3.5. Stress in the Material
The effect of changing the values of the material constants in the Johnson–Cook constitutive model was also assessed in relation to the stresses in the material.
Figure 8 showed the impact of modifying individual constants on the stress results obtained.
Analysing
Figure 8, which presents the effect of changing the JC model parameters on the stress in the material, it can be observed that parameter
A, representing the yield strength at the reference temperature, has the greatest influence on the stress value. An increase in this parameter led to an 11.6% rise in stress, while a decrease resulted in an 11.7% reduction, clearly indicating that
A plays a key role in determining the stress level. Changes in parameter
B, responsible for material hardening, showed a similar but slightly less pronounced effect, with an increase in
B leading to a 6.9% increase in stress and a decrease resulting in a reduction of the same magnitude. For parameters
C,
m, and
n, the observed changes were less significant. The influence of
C and
m remained within ±2.7%, which is consistent with their less dominant role in stress development. For parameter
n, the differences were minimal, reaching up to ±1.2%, indicating its more subtle effect on material strengthening under the conditions analysed. However, it should be noted that the Johnson–Cook model does not capture microstructural phenomena such as dynamic recrystallisation, which may influence stress predictions at high temperatures. More advanced physically based models exist, but they require extensive microstructural data and calibration, which were beyond the scope of this sensitivity study.
4. Conclusions
In this study, a comprehensive analysis was performed to investigate the influence that the Johnson–Cook constitutive model parameters have on key characteristics of the cutting process of titanium alloy Ti6Al4V, such as cutting forces, temperature in the machining zone, stresses, and chip geometry. As a first step, the numerical model was validated using experimental data obtained from an actual orthogonal turning process. The simulation results showed very good agreement with the experimental measurements, especially in terms of cutting forces and chip thickness, which confirmed the correctness of the material parameters used in the base model.

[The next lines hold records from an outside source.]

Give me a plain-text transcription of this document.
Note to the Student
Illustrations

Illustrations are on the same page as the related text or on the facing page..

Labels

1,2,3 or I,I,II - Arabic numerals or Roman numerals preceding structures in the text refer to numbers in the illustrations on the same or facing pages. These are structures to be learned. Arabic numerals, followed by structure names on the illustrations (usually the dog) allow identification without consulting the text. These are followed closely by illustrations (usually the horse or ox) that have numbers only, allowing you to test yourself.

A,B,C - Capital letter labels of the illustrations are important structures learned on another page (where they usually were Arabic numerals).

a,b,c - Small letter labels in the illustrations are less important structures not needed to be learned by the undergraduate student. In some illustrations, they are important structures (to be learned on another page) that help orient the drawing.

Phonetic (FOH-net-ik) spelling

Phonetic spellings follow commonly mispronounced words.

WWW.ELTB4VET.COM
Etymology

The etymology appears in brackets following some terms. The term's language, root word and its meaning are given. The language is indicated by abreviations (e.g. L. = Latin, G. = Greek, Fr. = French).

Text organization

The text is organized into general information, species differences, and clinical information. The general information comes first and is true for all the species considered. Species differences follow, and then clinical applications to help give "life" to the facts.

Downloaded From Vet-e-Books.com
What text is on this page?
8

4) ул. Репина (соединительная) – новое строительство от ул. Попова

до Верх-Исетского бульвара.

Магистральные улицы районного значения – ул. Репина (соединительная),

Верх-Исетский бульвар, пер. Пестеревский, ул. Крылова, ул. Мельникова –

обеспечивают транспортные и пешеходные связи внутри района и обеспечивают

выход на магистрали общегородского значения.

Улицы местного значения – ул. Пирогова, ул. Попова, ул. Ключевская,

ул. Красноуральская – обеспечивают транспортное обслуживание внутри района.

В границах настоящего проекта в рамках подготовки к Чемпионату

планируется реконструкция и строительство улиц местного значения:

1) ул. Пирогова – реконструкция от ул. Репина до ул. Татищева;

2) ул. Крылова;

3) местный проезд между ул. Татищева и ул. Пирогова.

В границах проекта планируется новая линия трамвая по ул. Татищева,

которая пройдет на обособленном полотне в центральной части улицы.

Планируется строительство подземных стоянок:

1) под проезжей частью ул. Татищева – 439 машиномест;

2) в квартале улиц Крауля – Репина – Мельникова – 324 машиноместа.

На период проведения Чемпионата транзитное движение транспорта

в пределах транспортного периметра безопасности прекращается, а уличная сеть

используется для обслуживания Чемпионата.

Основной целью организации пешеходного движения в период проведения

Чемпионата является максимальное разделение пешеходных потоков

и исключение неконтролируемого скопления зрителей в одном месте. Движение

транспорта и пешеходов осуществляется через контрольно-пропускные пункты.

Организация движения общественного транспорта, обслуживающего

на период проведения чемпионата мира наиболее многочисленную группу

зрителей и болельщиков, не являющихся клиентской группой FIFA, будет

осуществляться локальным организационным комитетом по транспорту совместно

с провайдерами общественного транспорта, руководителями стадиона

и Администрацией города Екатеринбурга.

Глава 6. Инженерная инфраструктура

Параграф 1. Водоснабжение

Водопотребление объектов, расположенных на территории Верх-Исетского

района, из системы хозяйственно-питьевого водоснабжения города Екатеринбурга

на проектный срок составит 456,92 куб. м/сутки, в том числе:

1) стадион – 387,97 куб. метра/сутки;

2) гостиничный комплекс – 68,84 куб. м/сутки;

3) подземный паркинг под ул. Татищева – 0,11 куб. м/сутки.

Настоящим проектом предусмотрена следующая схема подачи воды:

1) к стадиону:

The remainder of the paper focused on assessing the sensitivity of the JC model to changes in individual parameters: A, B, C, m, and n. The analysis showed that
the A parameter (plasticising stress) has the greatest influence on the level of cutting forces, temperature, and stresses;
the B parameter, which is responsible for the strengthening effect of the material, significantly shapes the distribution of stresses and temperatures in the cutting zone and the chip, and its effect on forces is moderate;
the C parameter has a moderate effect on all the characteristics analysed, which is consistent with the logarithmic nature of its dependence on strain rate;
the m parameter, which describes thermal softening, is most influenced by temperatures in the cutting zone and stress;
the n parameter, related to plastic strengthening, mainly affects the components of the cutting force, with a marginal effect on other aspects.
These observations suggest that effective calibration of the Johnson–Cook model parameters requires special attention to the parameters A, B, and m, due to their dominant influence on the thermomechanical phenomena in the cutting process. The use of models based on the literature and unverified parameter values can lead to significant prediction errors in FEM simulations.